Carl Jung, the great Swiss co founder of psychoanalysis said that we all have a persona -- or mask (persona is Latin for the masks worn by actors) that we wear before the world.  The problem, is that when we believe we are our own mask, then that is the fertile ground for neurosis, not to mention tragedy.  When institutions -- political, financial, athletic, military or religious, have as their goal, survival, it is easy to see why persons do not count -- only the institution.  In the case of PSU, the boys didn't count.  Boys from disadvantaged circumstances, needing guidance, nurture and love, and so hungry for that it made them an easy target for a father figure who was revered, admired and apparently wore a mask of caring deeply for them.  And if he did what the grand jury says (I'm saying if, because due process is not only a constitutional right, but is deeply embedded in our value system), he perpetrated a violent betrayal of trust that has the potential to impact one for life.  These boys, the most vulnerable ones, without power, are at the bottom of the hierarchical set up that defines our institutional driven culture.  The people in the institution do not matter.  Only the institution, and if the institutional image is threatened, it folds in on itself and circles the wagons, and does away with people, which is just a variation of keeping the image intact. 


Institutions are not going away, and I am not arguing for their demise.  They constitute the structure and fabric of our culture.  I am making the point that money and image driven value systems dominated by males who honor "winning is not everything, it is the only thing" or to paraphrase, "image is not everything, it is the only thing."  As for the boys, Jesus said, "even as you do it unto the least of these, you do it unto me."  I believe that what he meant was not just to be human, as we all are in our gifts and flaws all mixed together, but that he meant that to be truly human, one must be humanely human.  I also believe that humane humans remain a minority and a meaningful goal in life is to increase this number by insisting on becoming part of the minority.
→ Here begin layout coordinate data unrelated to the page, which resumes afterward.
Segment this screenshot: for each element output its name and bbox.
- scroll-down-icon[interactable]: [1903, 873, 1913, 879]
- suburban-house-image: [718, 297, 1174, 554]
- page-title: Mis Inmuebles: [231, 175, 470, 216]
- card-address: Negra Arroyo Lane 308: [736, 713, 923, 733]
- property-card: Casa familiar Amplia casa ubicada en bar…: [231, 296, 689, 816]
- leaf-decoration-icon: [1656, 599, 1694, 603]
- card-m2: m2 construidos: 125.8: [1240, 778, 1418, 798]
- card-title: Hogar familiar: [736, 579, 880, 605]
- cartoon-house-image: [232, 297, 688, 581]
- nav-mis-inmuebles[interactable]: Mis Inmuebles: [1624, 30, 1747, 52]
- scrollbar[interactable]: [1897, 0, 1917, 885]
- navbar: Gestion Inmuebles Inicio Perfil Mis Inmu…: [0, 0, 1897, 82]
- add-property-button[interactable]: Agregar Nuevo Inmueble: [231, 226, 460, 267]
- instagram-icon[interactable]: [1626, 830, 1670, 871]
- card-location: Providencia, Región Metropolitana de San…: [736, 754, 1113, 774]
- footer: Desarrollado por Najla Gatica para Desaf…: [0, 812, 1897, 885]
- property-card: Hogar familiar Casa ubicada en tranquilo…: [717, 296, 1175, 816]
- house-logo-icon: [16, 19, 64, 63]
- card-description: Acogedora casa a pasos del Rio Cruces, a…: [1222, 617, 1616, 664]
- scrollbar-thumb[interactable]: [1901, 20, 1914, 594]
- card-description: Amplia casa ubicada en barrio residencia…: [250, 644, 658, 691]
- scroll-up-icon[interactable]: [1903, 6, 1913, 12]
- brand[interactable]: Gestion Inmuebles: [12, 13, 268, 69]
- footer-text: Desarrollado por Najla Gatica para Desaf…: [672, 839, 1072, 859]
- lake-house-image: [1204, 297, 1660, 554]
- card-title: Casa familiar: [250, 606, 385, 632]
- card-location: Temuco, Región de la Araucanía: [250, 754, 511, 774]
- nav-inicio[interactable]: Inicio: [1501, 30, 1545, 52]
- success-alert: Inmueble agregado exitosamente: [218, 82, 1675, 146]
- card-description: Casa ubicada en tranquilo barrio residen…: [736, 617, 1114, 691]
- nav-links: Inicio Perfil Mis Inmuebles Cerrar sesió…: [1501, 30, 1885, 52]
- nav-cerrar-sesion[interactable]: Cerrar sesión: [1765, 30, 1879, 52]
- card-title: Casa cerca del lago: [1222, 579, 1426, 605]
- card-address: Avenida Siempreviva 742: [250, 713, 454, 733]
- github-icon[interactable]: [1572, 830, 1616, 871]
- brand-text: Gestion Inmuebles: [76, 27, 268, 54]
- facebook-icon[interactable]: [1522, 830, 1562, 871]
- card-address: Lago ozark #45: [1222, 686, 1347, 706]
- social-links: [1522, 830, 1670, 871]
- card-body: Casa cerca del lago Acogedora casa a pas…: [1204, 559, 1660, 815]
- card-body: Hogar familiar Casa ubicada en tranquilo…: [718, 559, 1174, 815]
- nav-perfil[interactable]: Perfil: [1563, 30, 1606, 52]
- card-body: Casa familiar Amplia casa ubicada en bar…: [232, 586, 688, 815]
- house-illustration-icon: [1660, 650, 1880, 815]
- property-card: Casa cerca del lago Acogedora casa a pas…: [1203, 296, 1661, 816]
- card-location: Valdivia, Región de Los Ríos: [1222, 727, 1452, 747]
Finally, I must point out that I am sad -- especially for those boys -- who's ability to trust may be permanently impaired.  But I am also sad and disappointed in myself.  I bought the lie.  People would ask, when they saw my Penn State enthusiasm, if I had attended college there.  I didn't.  Over the years, I had developed a "tongue in cheek" rationale for my Penn State cheerleading.  I usually said that PSU symbolically represents the classic clash of good and evil.  So the good guys, dressed in blue and white (the color of the sky) operating out of Happy Valley in the beautiful Nittany mountains of central Pennsylvania, my home region and coached by "Saint Joe Paterno" fought valiantly against the likes of the "Crimson Tide, " the "Boilermakers," the "Wolverines," the "Badgers," not to mention the "Cornhuskers."  I bought the image that I created.  I fell for it hook, line and sinker.  So I was stunned when it turned out I had been mistaken about who was good and who was evil in my metaphor of the great cosmic clash.  Perhaps my petty regional hubris was a flaw; not necessarily a fatal one, but one that reminds me that I should know better. 


Addendum

Enantiodromia -- a term coined by Carl Jung, borrowing from the Greek, meaning simply -- anything pushed to its extreme becomes its opposite.